This week saw the long-awaited publication* of the regulatory authorities’ policy changes to drive greater levels of operational resilience into the financial services sector and better mitigate the impact on customers of future events such as the one at TSB, covered in an earlier post.

It’s important to note that regulators acknowledge that incidents will still happen, but if the impact on customers and the wider financial sector can be better contained, then this will be a big step forward. It will also start to align the efforts already practised for financial resilience with operational disruptions and move us closer to achieving broader, organisational resilience outcomes.

Identifying important business services and setting impact tolerances are two key requirements introduced by the regulations; both require an external perspective in terms of understanding the harm that customers can experience when critical services are not available or are substantially impaired, as well as the cascading effect of disruptions at one institution on the wider financial sector. These considerations complement traditional concerns of customer experience, increased costs and longer-term reputation impact.

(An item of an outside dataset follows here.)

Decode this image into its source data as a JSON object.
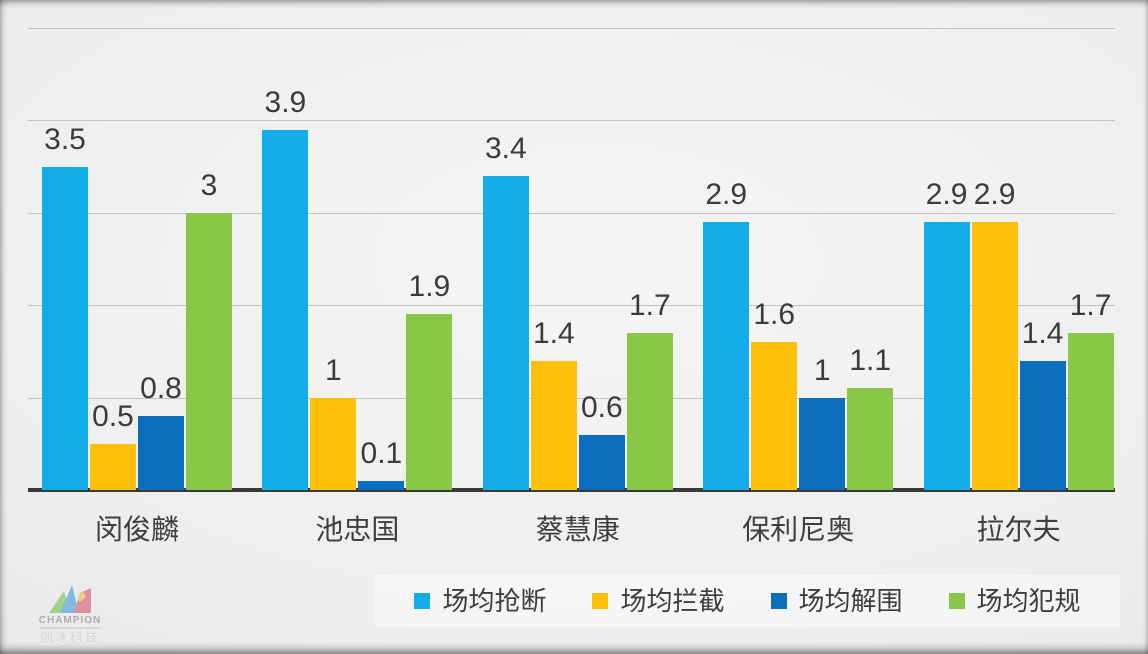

Naturally, firms regularly exceeding impact tolerances during disruptions is something that the regulators want to avoid. To understand whether firms would be likely to exceed these limits before the event, they need to identify severe but plausible scenarios and test the business services against these scenarios.  Where the scenario causes the service’s impact tolerance to be breached, then vulnerabilities identified in the underpinning processes or resources need to be addressed and investments made to ensure that the overall business service can operate within impact tolerance.

The timescales set out for complying with the regulations would be pretty demanding from a cold start, especially given investment cycles in larger firms. There are only four years from publication of the new rules this week to get to the position of being able to demonstrate the capability to operate within impact tolerances in 2025.

While some of the changes may seem daunting, a lot of the elements that require better orchestration and optimisation under these new rules are already in place, whether business continuity management, IT resilience, operational risk management, supply chain management or cyber security practices. The regulatory agenda actually provides an opportunity to put operational resilience on a new footing with a fully engaged senior management, driving better business outcomes.

* FCA’s Building Operational Resilience Policy Statement 21/3, as an example.